До сих пор Никита был убежден, что никто не унижал его с большей радостью, чем Таня в тот самый день. В каком-то первобытном экстазе она запрокидывала голову, становясь неуловимо похожей на вакханку Скопаса, и Никита чувствовал, что ему просто нет места в море захлестнувшей ее страсти. А своего моря у него тогда еще не было…
Музыка входила в ее тело дрожью, и все в зале улавливали, заражались этой вибрацией – болезненно-сладкой, изнурительной. Но Таню она не утомляла. По крайней мере, Никита не заметил в ней усталости, когда Таня выбежала к нему на крыльцо, растрепанная и счастливая: «Ну как?»
Он сказал то единственное слово, которое могло хоть как-то отразить, что творилось у него в душе и вместе с тем не оскорбить жену. «Потрясающе», – пробормотал он, впервые не находя в себе сил посмотреть на нее. Никита все еще видел чужие голые колени, которые Таня зажимала ногами…
– Ты уже готов уступить ее другому?
Он медленно повторил, не веря тому, что услышал:
– Что-что? Уступить другому?
– А ты думал! – с неожиданной злостью отозвался Антон и перешел на яростный шепот: – Да я первый в очереди претендентов! У тебя, оказывается, не только снаружи голова детская, но и внутри…
– Так ты… ее… – он заметил, как сжались кулаки и сам удивился этому.
– Ага! Поглядите, вот тут он готов драться! Власть земной любви покрепче будет? Или ты рассчитывал, что Таня лет пятьдесят будет оплакивать твой уход? В одинокой, остывшей постели…
– Я тебя не пойму, – устало признался Никита. – Ты будто злишься на меня за что-то… Но мне непонятно – за что?
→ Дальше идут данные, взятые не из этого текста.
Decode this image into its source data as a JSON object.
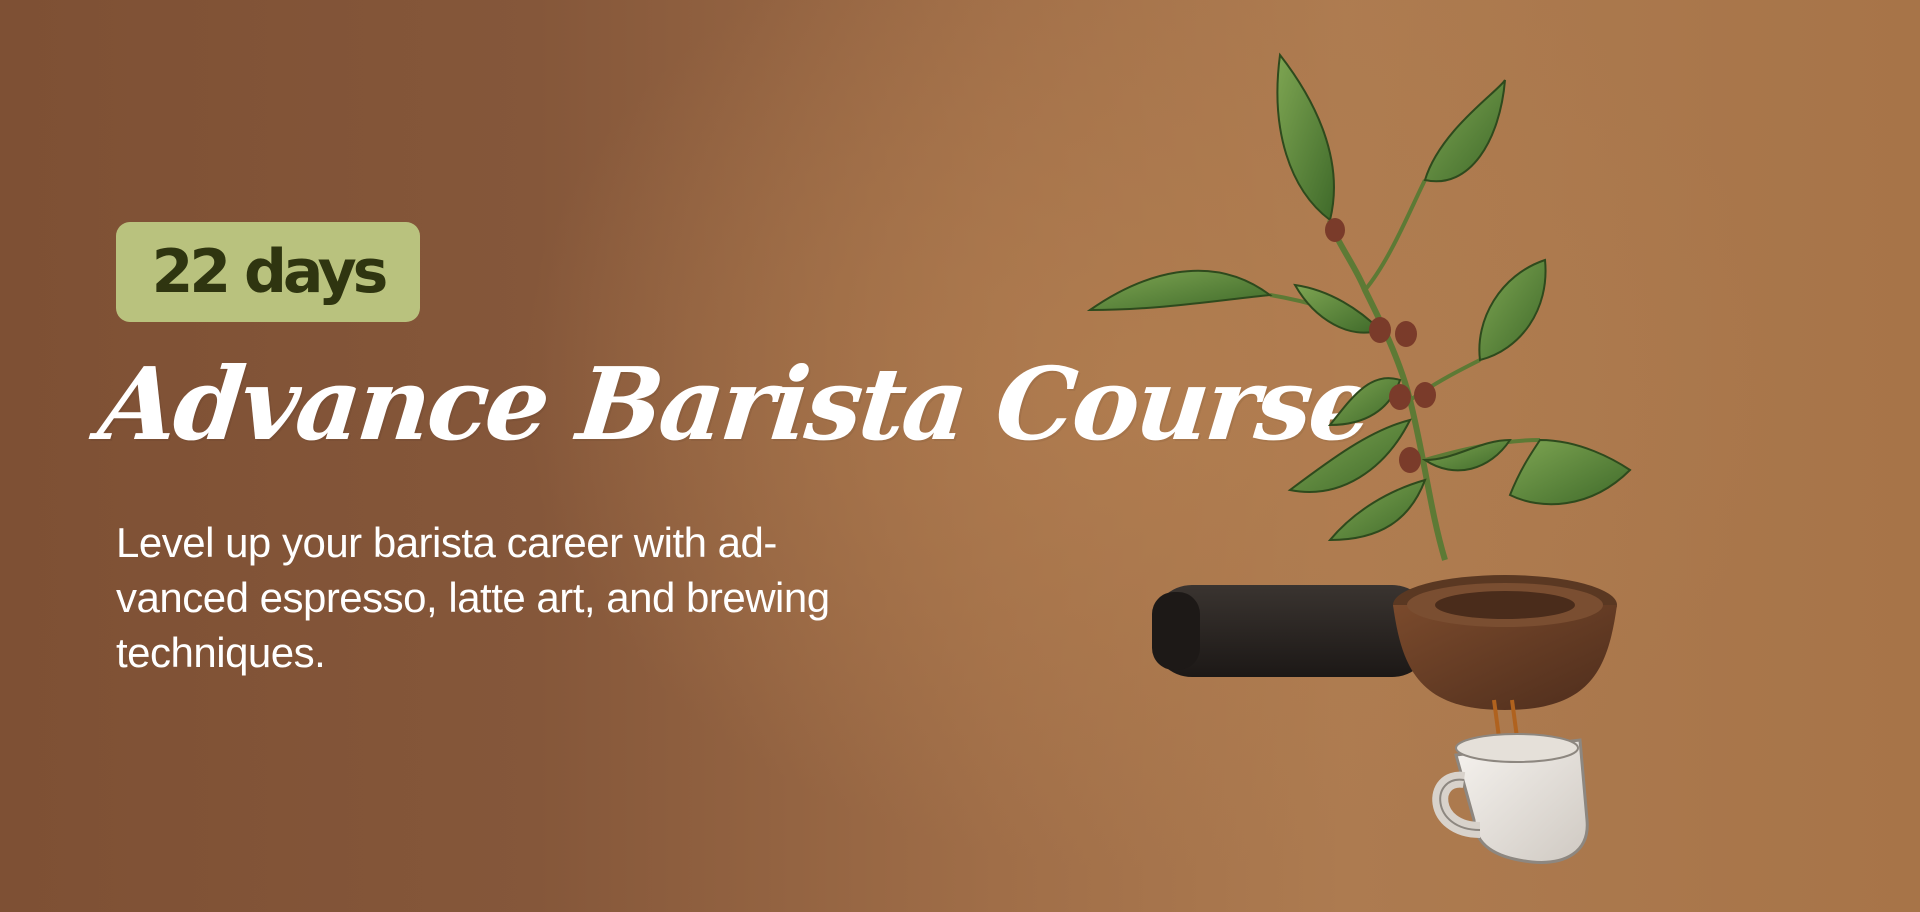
{
  "hero": {
    "badge_label": "22 days",
    "title": "Advance Barista Course",
    "subtitle": "Level up your barista career with ad-\nvanced espresso, latte art, and brewing techniques."
  },
  "colors": {
    "background_left": "#7e5034",
    "background_right": "#ad7b50",
    "badge_bg": "#b9c27e",
    "badge_text": "#2f3510",
    "leaf": "#5f8a3a",
    "bean": "#7a3b2a",
    "portafilter_handle": "#2a2522",
    "cup": "#ece8e2"
  },
  "icons": [
    "coffee-plant-illustration",
    "portafilter-illustration",
    "espresso-cup-illustration"
  ]
}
– Не долечился потому что, я же говорю.
– Ты меня выведешь…
– Так ты ночевал у отца? Как говаривал один из бывших президентов: и это правильно! Не возвращайся к Тане.
Никита выпрямился:
– Что-что?
– По-настоящему ты все равно уже не сможешь вернуться.
– Понятно.
Стараясь ничего не задеть и не сломать, Никита осторожно поднялся, совершенно оглушенный звуками разгулявшейся бури.
– Вот к чему эти разговоры о космической любви! – Он старался говорить весело, но возле губ все время что-то дергалось. – Ты просто пытаешься выпихнуть меня из дома, чтобы забраться в постель к моей жене.